We have ETL jobs in Python (Luigi). They all connect to Hive Metastore to get partitions info.
Code:
from hive_metastore import ThriftHiveMetastore
client = ThriftHiveMetastore.Client(protocol)
partitions = client.get_partition_names('sales', 'salesdetail', -1)
-1 is max_parts (max partitions returned)
It randomly times out like this:
File "/opt/conda/envs/etl/lib/python2.7/site-packages/luigi/contrib/hive.py", line 210, in _existing_partitions
partition_strings = client.get_partition_names(database, table, -1)
File "/opt/conda/envs/etl/lib/python2.7/site-packages/hive_metastore/ThriftHiveMetastore.py", line 1703, in get_partition_names
return self.recv_get_partition_names()
File "/opt/conda/envs/etl/lib/python2.7/site-packages/hive_metastore/ThriftHiveMetastore.py", line 1716, in recv_get_partition_names
(fname, mtype, rseqid) = self._iprot.readMessageBegin()
File "/opt/conda/envs/etl/lib/python2.7/site-packages/thrift/protocol/TBinaryProtocol.py", line 126, in readMessageBegin
sz = self.readI32()
File "/opt/conda/envs/etl/lib/python2.7/site-packages/thrift/protocol/TBinaryProtocol.py", line 206, in readI32
buff = self.trans.readAll(4)
File "/opt/conda/envs/etl/lib/python2.7/site-packages/thrift/transport/TTransport.py", line 58, in readAll
chunk = self.read(sz - have)
File "/opt/conda/envs/etl/lib/python2.7/site-packages/thrift/transport/TTransport.py", line 159, in read
self.__rbuf = StringIO(self.__trans.read(max(sz, self.__rbuf_size)))
File "/opt/conda/envs/etl/lib/python2.7/site-packages/thrift/transport/TSocket.py", line 105, in read
buff = self.handle.recv(sz)
timeout: timed out
This error happens occasionally.
There is 15 minute timeout on Hive Metastore.
When I investigate to run get_partition_names separately, it returns data within a few seconds.

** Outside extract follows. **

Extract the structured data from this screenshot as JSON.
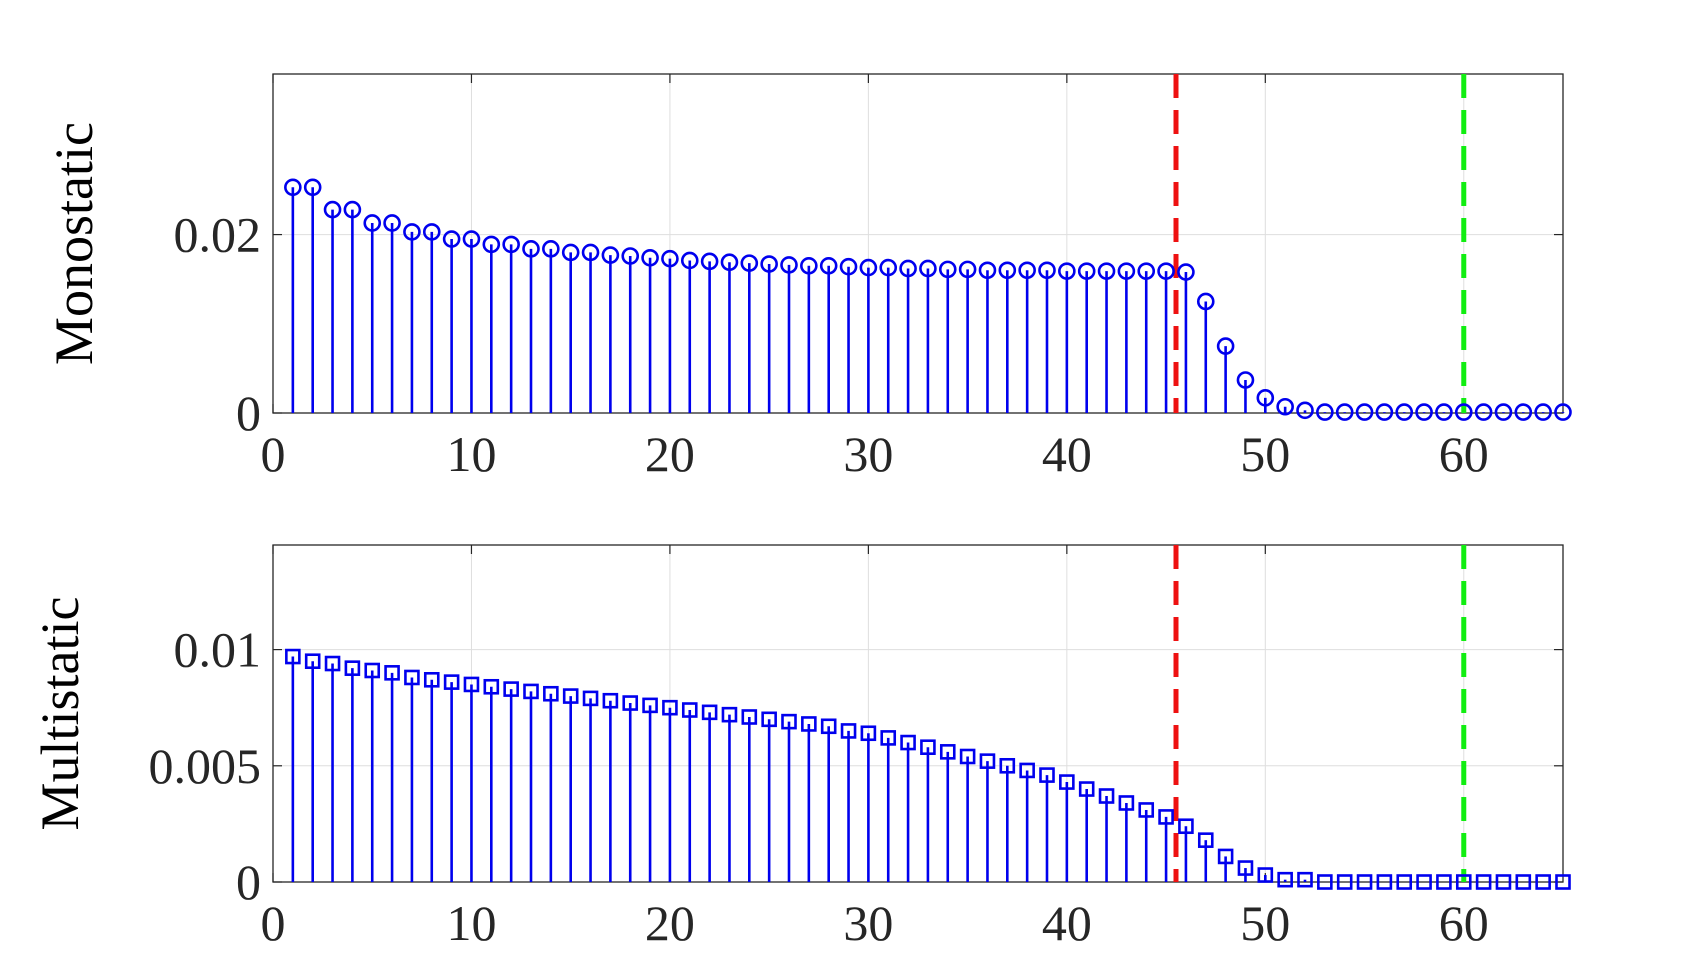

Even when I set socket.timeout to 1 or 2 seconds, query completes.
There is no record of socket close connection message in Hive metastore logs cat /var/log/hive/..log.out
The tables it usually times out on have large number of partitions ~10K+. But as mentioned before, they only time out randomly. And they return partitions metadata quickly when that portion of code alone is tested.
Any ideas why it times out randomly, or how to catch these timeout errors in metastore logs, or how to fix them ?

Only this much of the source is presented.